Des médecins aux abonnés absents
Une autre source du dysfonctionnement du système est la défaillance de la médecine du travail. Comme le rappelle le rapport de la commission sur la sous-déclaration, « les médecins du travail, qui ont une connaissance fine du cursus laboris des salariés et des risques auxquels ils ont été exposés, sont des acteurs clés du dispositif de déclaration et de reconnaissance des maladies professionnelles. L’implication de ceux-ci dans l’information, la sensibilisation et l’accompagnement des salarié(e)s en termes de reconnaissance en MP serait un excellent levier contre la sous-déclaration. » On ne saurait mieux dire. Et l’on pourrait ajouter qu’ils sont les seuls praticiens qui, légalement et déontologiquement, peuvent attester du lien entre les expositions professionnelles des salariés qu’ils surveillent et leur état de santé.

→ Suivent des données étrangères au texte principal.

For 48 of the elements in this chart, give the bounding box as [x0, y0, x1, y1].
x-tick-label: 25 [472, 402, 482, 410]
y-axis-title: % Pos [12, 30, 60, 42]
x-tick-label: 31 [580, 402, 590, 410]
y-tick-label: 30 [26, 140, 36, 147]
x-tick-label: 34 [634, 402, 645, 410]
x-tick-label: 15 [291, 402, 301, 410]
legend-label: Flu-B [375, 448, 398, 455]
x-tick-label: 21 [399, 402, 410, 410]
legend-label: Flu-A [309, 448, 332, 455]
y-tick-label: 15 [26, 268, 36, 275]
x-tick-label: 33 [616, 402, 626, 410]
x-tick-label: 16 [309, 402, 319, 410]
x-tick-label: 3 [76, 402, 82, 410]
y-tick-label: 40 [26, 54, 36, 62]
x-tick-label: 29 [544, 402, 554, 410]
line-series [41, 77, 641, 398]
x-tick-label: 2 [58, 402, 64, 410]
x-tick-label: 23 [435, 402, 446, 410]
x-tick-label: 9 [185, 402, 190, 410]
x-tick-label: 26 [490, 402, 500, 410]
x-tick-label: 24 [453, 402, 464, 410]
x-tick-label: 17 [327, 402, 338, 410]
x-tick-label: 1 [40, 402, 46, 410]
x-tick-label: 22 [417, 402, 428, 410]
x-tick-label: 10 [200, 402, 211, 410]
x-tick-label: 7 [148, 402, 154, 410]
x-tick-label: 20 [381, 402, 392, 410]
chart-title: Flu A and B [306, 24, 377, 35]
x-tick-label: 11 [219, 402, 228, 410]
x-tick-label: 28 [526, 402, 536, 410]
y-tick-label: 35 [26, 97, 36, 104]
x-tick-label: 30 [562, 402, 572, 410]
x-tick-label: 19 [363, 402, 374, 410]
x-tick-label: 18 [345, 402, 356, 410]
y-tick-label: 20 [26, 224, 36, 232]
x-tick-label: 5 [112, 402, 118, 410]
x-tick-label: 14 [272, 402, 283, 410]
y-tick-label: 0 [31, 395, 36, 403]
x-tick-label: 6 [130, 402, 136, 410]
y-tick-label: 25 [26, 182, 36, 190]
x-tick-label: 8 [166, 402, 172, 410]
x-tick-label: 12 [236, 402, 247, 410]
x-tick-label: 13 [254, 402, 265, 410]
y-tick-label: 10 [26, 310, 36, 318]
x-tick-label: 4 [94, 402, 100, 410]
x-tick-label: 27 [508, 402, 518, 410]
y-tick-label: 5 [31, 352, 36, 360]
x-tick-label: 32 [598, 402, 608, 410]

Et pourtant, ils ne remplissent que très rarement le certificat médical initial (CMI), document qui permet à la victime de déclarer sa maladie professionnelle. Plus étonnant encore, lorsqu’ils sont interrogés par l’assurance maladie sur les expositions professionnelles de la victime et sur le lien avec la pathologie déclarée, il est très rare qu’ils répondent…
Enfin, l’indigence de l’indemnisation des victimes est une autre cause de sous-déclaration. Contrairement à d’autres risques avec tiers responsable – accidents de la circulation, accidents médicaux… – et à l’exception des victimes de l’amiante, la réparation des AT-MP est forfaitaire. En échange de la présomption d’imputabilité selon laquelle la victime n’a pas à apporter la preuve du lien entre l’exposition et sa pathologie, seul le préjudice dit de « perte de capacité de gains » est indemnisé, et seulement en partie, en fonction du taux d’incapacité permanente partielle (IPP). Les autres préjudices ne sont réparés qu’en cas de faute inexcusable de l’employeur devant le pôle social des tribunaux judiciaires. Le jeu n’en vaut pas toujours la chandelle, d’autant que les médecins conseils des caisses de Sécurité sociale ont la fâcheuse tendance de minimiser les taux d’IPP. Il faut souvent batailler pour obtenir un taux en rapport avec les conséquences réelles de la pathologie.
Mais pour terminer sur une note positive, la réforme votée dans le cadre de l’article 24 du projet de loi de financement de la sécurité sociale (PLFSS) 2025 devrait changer la donne. L’indemnisation, certes forfaitaire, du déficit fonctionnel permanent en plus de la réparation du préjudice professionnel devrait améliorer significativement le montant de l’indemnisation. Une bonne raison, donc, de tout mettre en œuvre pour faire reconnaître davantage de maladies professionnelles.